Ivo Van Damme

Personal information
- Born: 21 February 1954 Dendermonde, Belgium
- Died: 29 December 1976 (aged 22) Orange, Vaucluse, France
- Height: 1.91 m (6 ft 3 in)
- Weight: 76 kg (168 lb)

Sport
- Sport: Athletics
- Events: 800 m, 1500 m

Achievements and titles
- Personal bests: 800 m – 1:43.86 (1976) 1500 m – 3:36.26 (1976)

Medal record
Men's athletics
Representing Belgium
Olympic Games
| Silver medal – second place | 1976 Montreal | 800 m |
| Silver medal – second place | 1976 Montreal | 1,500 m |
European Indoor Championships
| Gold medal – first place | 1976 Munich | 800 m |
| Silver medal – second place | 1975 Katowice | 800 m |

= Ivo Van Damme =

Belgian middle-distance runner

Ivo Van Damme (21 February 1954 - 29 December 1976) was a Belgian middle-distance runner.

Van Damme played football until he was 16, but then switched to athletics. His breakthrough came in 1973, when he placed fourth in the 800 m at the European Junior Championships.

He suffered from mononucleosis the following season, but returned strong beating Roger Moens's 1955 national 800 m record. The record stood for 48 years and was finally bettered by Eliott Crestan in 2024. In 1976, he won the European indoor title over this distance, and was one of the favourites for a medal at the 1976 Summer Olympics in Montreal.
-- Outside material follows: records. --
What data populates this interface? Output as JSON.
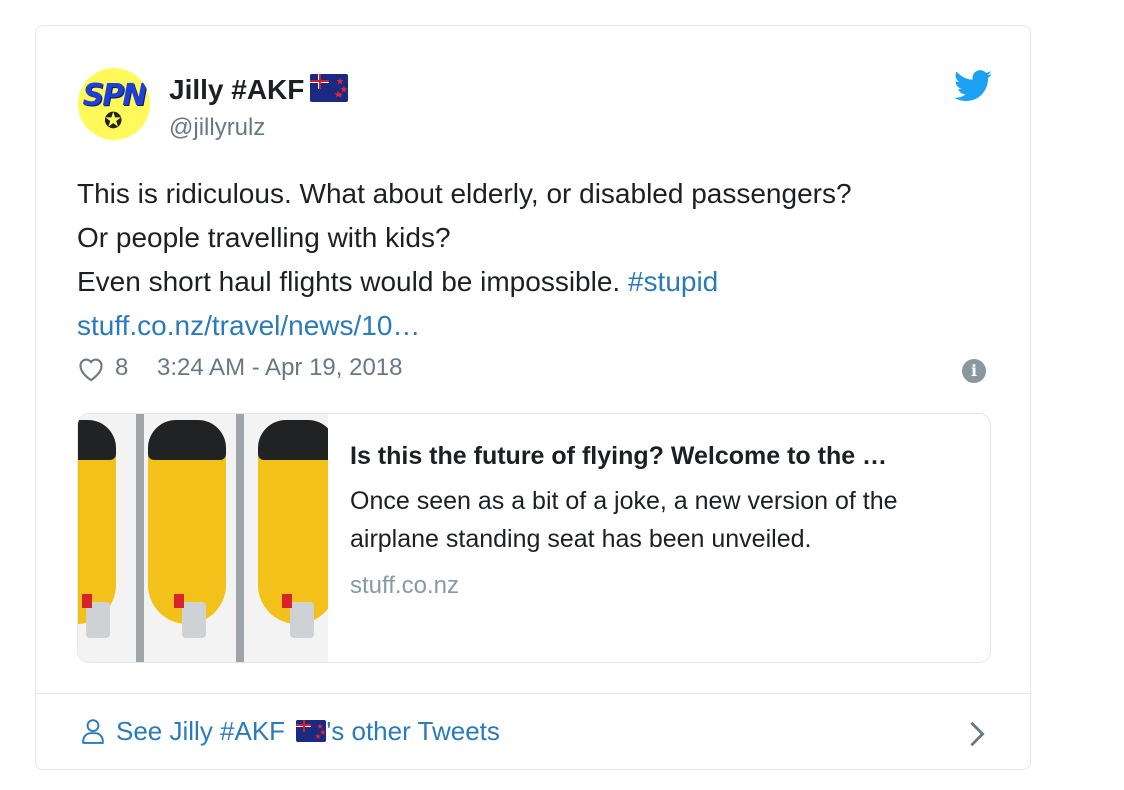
{
  "tweet": {
    "author": {
      "name": "Jilly #AKF",
      "handle": "@jillyrulz",
      "avatar_text": "SPN",
      "flag_icon": "new-zealand-flag-icon"
    },
    "text_line1": "This is ridiculous. What about elderly, or disabled passengers?",
    "text_line2": "Or people travelling with kids?",
    "text_line3": "Even short haul flights would be impossible.",
    "hashtag": "#stupid",
    "link": "stuff.co.nz/travel/news/10…",
    "likes": "8",
    "timestamp": "3:24 AM - Apr 19, 2018",
    "link_card": {
      "title": "Is this the future of flying? Welcome to the …",
      "description": "Once seen as a bit of a joke, a new version of the airplane standing seat has been unveiled.",
      "domain": "stuff.co.nz"
    },
    "footer": {
      "prefix": "See Jilly #AKF",
      "suffix": "'s other Tweets"
    }
  },
  "colors": {
    "link": "#2b7bb9",
    "muted": "#697882",
    "border": "#e1e8ed",
    "twitter_blue": "#1da1f2"
  }
}
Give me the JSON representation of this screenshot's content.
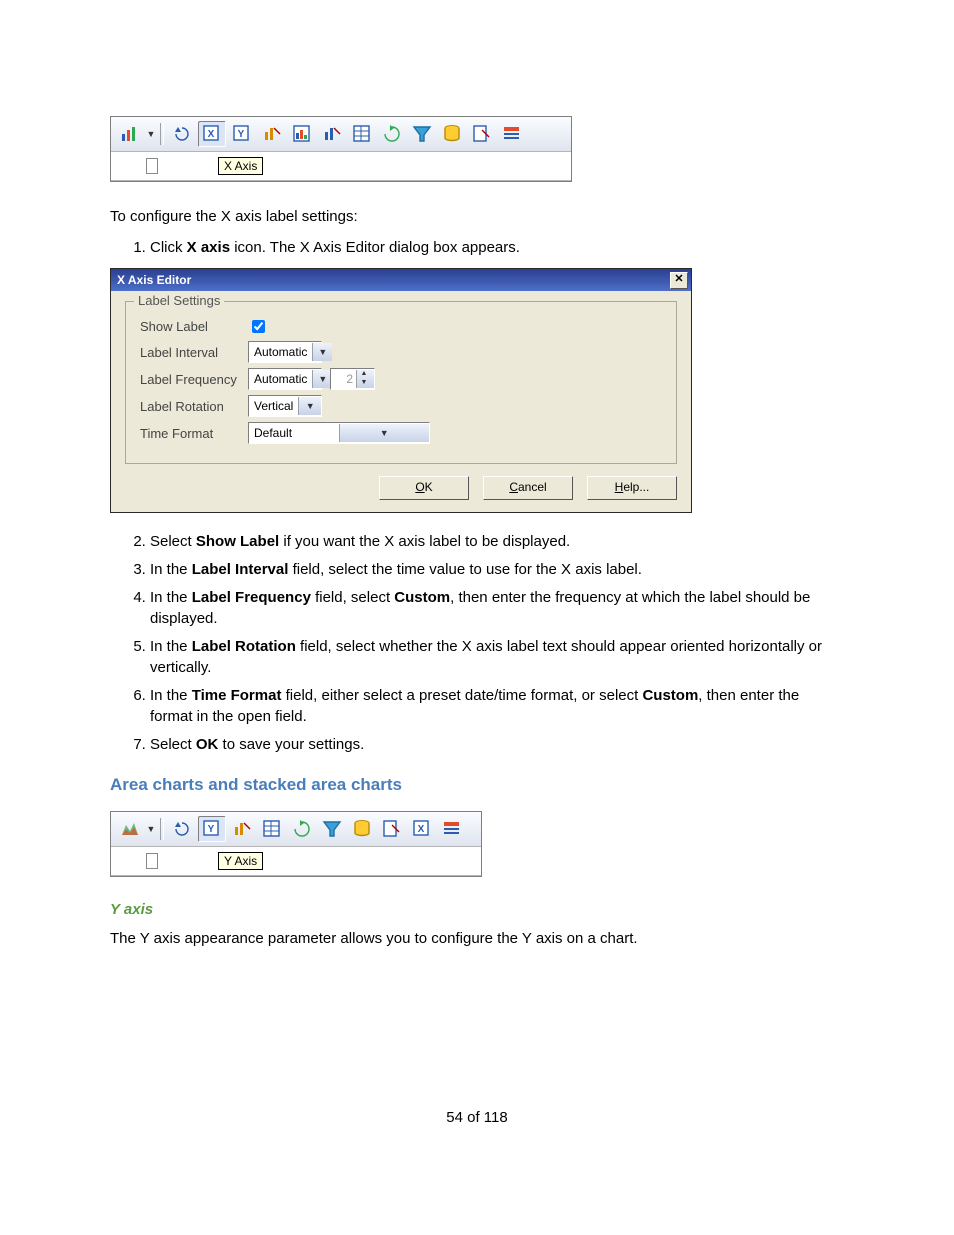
{
  "toolbar1": {
    "tooltip": "X Axis"
  },
  "toolbar2": {
    "tooltip": "Y Axis"
  },
  "p_intro": "To configure the X axis label settings:",
  "steps_a": [
    {
      "n": "1.",
      "pre": "Click ",
      "bold": "X axis",
      "post": " icon. The X Axis Editor dialog box appears."
    }
  ],
  "dialog": {
    "title": "X Axis Editor",
    "legend": "Label Settings",
    "rows": {
      "show_label": {
        "label": "Show Label",
        "checked": true
      },
      "label_interval": {
        "label": "Label Interval",
        "value": "Automatic"
      },
      "label_frequency": {
        "label": "Label Frequency",
        "value": "Automatic",
        "spin": "2"
      },
      "label_rotation": {
        "label": "Label Rotation",
        "value": "Vertical"
      },
      "time_format": {
        "label": "Time Format",
        "value": "Default"
      }
    },
    "buttons": {
      "ok": "OK",
      "cancel": "Cancel",
      "help": "Help..."
    }
  },
  "steps_b": [
    {
      "n": "2.",
      "t1": "Select ",
      "b1": "Show Label",
      "t2": " if you want the X axis label to be displayed."
    },
    {
      "n": "3.",
      "t1": "In the ",
      "b1": "Label Interval",
      "t2": " field, select the time value to use for the X axis label."
    },
    {
      "n": "4.",
      "t1": "In the ",
      "b1": "Label Frequency",
      "t2": " field, select ",
      "b2": "Custom",
      "t3": ", then enter the frequency at which the label should be displayed."
    },
    {
      "n": "5.",
      "t1": "In the ",
      "b1": "Label Rotation",
      "t2": " field, select whether the X axis label text should appear oriented horizontally or vertically."
    },
    {
      "n": "6.",
      "t1": "In the ",
      "b1": "Time Format",
      "t2": " field, either select a preset date/time format, or select ",
      "b2": "Custom",
      "t3": ", then enter the format in the open field."
    },
    {
      "n": "7.",
      "t1": "Select ",
      "b1": "OK",
      "t2": " to save your settings."
    }
  ],
  "heading_area": "Area charts and stacked area charts",
  "heading_yaxis": "Y axis",
  "p_yaxis": "The Y axis appearance parameter allows you to configure the Y axis on a chart.",
  "footer": "54 of 118"
}
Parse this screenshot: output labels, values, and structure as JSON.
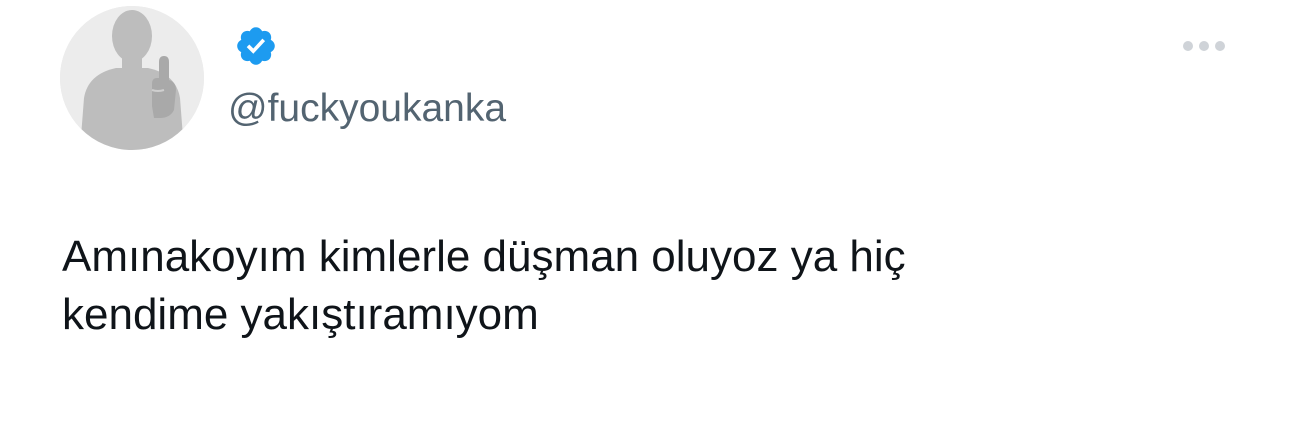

He eventually ended up second in both the 800 and 1500 m, finishing behind Alberto Juantorena and John Walker, respectively.

These were his last successes, as Van Damme was killed in a car accident later that year while travelling home from Marseille in southern France. He was to marry Rita Thijs in 1977. Since 1977, a memorial competition has been held in Brussels to remember him, the Memorial Van Damme, which is now the championship final for selected disciplines of the Diamond League athletics tour.